Heather Leslie (a.k.a @omowizard) on her concept of a universal health record:
A uhr is simply a non-proprietary pool of standardised health data which can be used for any purpose we want – PHR, EHR, EMR, SEHR, IEHR, research, epidemiology, reporting & stats, shared care, clinical decision support & more. There is no particular EHR application associated with it; in fact it works with any and every software program, vendor and healthcare provider.

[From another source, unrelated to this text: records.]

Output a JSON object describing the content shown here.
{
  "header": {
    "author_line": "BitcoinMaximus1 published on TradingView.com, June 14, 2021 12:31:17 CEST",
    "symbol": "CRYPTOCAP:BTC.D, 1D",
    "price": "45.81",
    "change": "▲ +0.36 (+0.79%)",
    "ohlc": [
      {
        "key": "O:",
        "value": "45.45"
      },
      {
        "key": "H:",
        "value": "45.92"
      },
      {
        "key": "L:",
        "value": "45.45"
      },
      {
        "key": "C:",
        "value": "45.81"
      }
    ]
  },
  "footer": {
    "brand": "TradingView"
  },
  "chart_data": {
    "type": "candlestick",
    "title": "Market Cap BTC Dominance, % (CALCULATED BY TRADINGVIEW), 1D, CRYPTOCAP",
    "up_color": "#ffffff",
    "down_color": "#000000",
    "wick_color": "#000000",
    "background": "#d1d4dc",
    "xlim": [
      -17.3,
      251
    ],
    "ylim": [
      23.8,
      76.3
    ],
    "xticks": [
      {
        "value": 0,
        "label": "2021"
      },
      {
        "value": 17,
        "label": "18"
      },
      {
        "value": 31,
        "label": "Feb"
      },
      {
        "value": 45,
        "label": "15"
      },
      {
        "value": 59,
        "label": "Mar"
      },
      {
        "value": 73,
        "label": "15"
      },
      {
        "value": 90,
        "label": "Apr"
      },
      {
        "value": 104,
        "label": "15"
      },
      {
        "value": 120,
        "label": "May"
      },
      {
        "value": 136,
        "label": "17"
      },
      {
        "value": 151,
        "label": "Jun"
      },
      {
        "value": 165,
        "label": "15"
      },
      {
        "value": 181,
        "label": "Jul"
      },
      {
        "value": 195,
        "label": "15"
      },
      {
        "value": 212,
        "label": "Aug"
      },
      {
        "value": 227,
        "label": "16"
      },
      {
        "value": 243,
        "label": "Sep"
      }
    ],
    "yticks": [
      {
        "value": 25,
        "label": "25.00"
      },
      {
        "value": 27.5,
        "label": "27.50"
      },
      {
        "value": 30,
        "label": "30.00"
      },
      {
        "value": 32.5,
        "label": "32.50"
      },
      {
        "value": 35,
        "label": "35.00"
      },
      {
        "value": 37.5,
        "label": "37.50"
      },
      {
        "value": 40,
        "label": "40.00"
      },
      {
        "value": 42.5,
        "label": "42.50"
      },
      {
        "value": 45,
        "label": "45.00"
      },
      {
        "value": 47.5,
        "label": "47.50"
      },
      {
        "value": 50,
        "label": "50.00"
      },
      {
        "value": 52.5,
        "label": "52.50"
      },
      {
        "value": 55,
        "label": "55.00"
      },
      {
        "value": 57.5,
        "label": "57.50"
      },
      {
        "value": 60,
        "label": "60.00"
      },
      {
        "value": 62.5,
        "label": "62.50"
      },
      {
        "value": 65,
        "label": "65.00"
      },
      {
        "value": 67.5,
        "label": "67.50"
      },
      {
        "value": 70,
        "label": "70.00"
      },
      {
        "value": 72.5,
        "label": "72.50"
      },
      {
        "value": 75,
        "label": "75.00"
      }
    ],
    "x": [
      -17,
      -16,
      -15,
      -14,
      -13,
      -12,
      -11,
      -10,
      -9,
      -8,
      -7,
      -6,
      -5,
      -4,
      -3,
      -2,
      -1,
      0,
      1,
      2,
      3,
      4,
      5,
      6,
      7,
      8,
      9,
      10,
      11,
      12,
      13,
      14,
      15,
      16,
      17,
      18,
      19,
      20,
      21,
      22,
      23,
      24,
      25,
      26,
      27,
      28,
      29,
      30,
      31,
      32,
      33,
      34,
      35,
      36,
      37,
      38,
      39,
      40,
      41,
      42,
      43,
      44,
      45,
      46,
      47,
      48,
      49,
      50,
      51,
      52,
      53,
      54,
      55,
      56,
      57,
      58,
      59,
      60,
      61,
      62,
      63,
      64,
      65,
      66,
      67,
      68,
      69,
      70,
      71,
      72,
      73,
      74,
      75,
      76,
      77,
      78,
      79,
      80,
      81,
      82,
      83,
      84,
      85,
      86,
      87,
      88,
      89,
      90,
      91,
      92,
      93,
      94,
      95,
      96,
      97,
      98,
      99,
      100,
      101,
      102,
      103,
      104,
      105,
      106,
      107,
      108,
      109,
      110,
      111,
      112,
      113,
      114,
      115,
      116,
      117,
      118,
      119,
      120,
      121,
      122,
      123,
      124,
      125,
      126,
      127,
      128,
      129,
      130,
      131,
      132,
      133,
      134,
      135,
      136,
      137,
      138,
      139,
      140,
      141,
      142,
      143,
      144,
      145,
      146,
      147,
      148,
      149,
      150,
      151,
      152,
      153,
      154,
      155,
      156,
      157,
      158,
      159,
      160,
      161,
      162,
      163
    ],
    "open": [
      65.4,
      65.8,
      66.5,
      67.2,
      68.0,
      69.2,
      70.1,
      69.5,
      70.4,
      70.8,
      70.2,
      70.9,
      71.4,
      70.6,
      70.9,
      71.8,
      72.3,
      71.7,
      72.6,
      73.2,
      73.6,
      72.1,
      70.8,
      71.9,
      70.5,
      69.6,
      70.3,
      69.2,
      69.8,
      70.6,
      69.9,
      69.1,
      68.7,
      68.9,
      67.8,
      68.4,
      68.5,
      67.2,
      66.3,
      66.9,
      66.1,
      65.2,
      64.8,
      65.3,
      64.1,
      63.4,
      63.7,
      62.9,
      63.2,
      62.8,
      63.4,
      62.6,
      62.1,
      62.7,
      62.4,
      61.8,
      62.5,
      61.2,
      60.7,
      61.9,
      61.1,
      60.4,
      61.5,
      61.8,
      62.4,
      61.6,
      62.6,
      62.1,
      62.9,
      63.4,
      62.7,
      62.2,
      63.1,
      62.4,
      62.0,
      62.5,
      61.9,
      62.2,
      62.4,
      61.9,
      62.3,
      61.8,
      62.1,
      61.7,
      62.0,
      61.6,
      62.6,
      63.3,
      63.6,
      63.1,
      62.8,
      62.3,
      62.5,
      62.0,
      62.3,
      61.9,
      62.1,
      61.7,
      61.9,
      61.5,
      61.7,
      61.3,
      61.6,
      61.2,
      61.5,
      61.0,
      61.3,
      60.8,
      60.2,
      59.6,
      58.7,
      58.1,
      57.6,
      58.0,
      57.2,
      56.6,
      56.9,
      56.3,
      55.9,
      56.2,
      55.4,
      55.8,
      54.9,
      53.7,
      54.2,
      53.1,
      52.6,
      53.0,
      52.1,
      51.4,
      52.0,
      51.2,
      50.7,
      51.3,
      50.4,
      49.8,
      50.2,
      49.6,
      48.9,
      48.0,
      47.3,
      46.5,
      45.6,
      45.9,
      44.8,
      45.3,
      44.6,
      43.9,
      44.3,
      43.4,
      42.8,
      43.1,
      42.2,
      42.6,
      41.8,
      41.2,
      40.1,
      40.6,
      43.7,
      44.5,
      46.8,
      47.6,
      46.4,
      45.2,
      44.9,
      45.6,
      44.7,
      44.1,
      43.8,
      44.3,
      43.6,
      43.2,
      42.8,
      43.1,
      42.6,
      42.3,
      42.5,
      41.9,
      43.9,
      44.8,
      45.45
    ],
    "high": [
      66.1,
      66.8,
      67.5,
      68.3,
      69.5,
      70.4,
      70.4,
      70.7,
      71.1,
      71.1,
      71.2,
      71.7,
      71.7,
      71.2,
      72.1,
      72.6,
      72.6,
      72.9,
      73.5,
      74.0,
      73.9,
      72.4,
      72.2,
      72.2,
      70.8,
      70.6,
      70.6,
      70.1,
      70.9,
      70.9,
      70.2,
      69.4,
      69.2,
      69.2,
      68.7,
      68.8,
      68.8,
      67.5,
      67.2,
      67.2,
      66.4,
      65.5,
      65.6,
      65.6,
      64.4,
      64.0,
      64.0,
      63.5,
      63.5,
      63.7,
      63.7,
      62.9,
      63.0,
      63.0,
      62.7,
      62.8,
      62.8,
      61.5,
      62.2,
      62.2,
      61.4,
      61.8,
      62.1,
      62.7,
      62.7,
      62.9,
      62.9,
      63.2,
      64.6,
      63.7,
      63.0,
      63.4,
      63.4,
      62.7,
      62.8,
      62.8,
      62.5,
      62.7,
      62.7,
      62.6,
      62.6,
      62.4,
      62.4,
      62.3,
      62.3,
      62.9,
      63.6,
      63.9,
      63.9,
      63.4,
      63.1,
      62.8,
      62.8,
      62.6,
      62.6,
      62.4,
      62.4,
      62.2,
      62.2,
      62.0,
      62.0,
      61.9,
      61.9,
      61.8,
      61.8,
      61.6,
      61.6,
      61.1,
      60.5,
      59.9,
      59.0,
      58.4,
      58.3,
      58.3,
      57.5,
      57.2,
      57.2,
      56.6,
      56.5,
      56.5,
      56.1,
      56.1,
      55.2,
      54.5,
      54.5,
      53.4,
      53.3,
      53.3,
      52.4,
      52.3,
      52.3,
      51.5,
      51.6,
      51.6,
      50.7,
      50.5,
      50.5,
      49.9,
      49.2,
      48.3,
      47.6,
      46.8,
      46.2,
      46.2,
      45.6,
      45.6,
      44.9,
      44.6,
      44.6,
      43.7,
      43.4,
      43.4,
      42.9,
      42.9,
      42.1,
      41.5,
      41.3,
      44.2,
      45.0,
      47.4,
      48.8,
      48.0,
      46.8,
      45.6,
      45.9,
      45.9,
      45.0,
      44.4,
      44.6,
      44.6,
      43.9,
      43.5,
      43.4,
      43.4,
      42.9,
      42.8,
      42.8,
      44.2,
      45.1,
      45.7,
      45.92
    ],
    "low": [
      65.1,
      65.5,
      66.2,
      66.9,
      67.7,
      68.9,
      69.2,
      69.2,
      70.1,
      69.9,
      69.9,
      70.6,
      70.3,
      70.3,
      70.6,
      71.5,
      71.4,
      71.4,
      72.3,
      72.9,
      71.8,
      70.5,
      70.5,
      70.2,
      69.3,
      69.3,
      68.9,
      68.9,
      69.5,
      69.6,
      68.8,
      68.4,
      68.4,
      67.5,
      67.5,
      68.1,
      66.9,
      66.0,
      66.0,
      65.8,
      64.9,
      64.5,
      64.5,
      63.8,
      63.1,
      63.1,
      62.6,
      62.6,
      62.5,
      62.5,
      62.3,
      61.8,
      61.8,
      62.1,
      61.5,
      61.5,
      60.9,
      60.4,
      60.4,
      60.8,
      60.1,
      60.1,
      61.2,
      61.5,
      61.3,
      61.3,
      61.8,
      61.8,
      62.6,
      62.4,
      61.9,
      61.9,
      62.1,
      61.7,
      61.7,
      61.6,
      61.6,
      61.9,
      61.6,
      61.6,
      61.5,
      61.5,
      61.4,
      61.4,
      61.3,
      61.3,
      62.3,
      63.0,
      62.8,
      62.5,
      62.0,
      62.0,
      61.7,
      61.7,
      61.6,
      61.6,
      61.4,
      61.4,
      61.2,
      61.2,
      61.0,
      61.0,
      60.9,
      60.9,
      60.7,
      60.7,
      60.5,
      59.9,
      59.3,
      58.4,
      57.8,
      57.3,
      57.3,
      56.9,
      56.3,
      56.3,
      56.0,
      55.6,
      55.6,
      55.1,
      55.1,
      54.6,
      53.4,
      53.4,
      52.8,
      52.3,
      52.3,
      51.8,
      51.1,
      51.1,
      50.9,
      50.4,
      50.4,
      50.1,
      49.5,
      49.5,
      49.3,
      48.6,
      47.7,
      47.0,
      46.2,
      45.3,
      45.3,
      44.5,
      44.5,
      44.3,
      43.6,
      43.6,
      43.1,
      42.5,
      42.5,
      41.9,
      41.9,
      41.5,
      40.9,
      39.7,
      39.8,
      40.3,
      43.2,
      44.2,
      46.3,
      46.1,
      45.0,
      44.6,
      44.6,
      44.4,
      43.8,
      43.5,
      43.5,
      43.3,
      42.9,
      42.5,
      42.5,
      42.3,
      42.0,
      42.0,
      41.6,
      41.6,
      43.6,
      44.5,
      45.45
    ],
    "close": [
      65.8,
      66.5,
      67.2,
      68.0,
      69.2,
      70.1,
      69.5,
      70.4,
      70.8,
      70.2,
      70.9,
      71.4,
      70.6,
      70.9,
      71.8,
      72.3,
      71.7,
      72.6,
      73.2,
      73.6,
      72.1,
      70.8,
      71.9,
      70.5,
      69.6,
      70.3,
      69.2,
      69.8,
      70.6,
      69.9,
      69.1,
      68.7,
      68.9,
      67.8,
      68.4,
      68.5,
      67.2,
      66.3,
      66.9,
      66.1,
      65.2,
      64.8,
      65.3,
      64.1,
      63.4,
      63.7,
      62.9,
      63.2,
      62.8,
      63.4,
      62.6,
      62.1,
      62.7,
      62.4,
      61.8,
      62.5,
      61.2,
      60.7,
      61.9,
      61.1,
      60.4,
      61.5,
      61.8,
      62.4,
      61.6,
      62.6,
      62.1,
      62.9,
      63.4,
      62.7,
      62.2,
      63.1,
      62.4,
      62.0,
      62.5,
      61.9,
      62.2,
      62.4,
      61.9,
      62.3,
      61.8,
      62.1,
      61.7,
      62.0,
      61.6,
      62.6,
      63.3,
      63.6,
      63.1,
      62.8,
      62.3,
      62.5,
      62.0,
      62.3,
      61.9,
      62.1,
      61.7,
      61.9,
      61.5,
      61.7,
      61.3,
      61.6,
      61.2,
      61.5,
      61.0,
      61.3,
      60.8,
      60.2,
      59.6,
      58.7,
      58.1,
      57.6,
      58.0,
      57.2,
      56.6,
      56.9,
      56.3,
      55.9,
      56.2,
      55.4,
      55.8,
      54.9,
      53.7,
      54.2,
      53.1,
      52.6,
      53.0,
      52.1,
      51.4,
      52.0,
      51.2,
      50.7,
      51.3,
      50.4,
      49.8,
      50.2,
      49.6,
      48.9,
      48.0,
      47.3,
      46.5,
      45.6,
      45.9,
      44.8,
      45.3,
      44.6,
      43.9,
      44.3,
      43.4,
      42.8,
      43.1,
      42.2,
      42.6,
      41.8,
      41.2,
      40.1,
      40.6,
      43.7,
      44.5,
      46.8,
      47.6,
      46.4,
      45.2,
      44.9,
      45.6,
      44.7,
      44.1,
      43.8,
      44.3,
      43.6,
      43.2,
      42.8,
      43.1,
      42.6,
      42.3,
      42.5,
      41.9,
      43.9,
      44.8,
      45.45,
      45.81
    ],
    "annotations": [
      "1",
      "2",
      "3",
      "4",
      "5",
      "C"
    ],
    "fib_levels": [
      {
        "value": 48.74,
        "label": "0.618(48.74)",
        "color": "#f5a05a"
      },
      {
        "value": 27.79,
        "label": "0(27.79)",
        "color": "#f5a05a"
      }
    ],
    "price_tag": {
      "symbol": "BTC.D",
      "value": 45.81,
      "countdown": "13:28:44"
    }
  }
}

She’s exactly right. I think the shortest analogy is to compare it to Twitter. Twitter provides a core set of data (user accounts, tweets, and some meta data), along with the APIs to access and manipulate them. Anyone is free to develop software that takes advantage of their framework, as long as they agree to certain rules of fairness and privacy.

The result is a diverse marketplace of Twitter apps. Some of them offer the full set of Twitter features (Twitter, formerly Tweetie for iPhone), while others focus on one particular aspect (Peephole for iPhone). If something similar were developed for health records, it would allow both all-encompassing EMRs and more narrowly-focussed apps (medical imaging comes to mind) to be useful in any context. Hospitals could switch EMRs without being trapped in a proprietary data-silo. Best-of-breed software would rise in market share based on merit instead of technical limitations.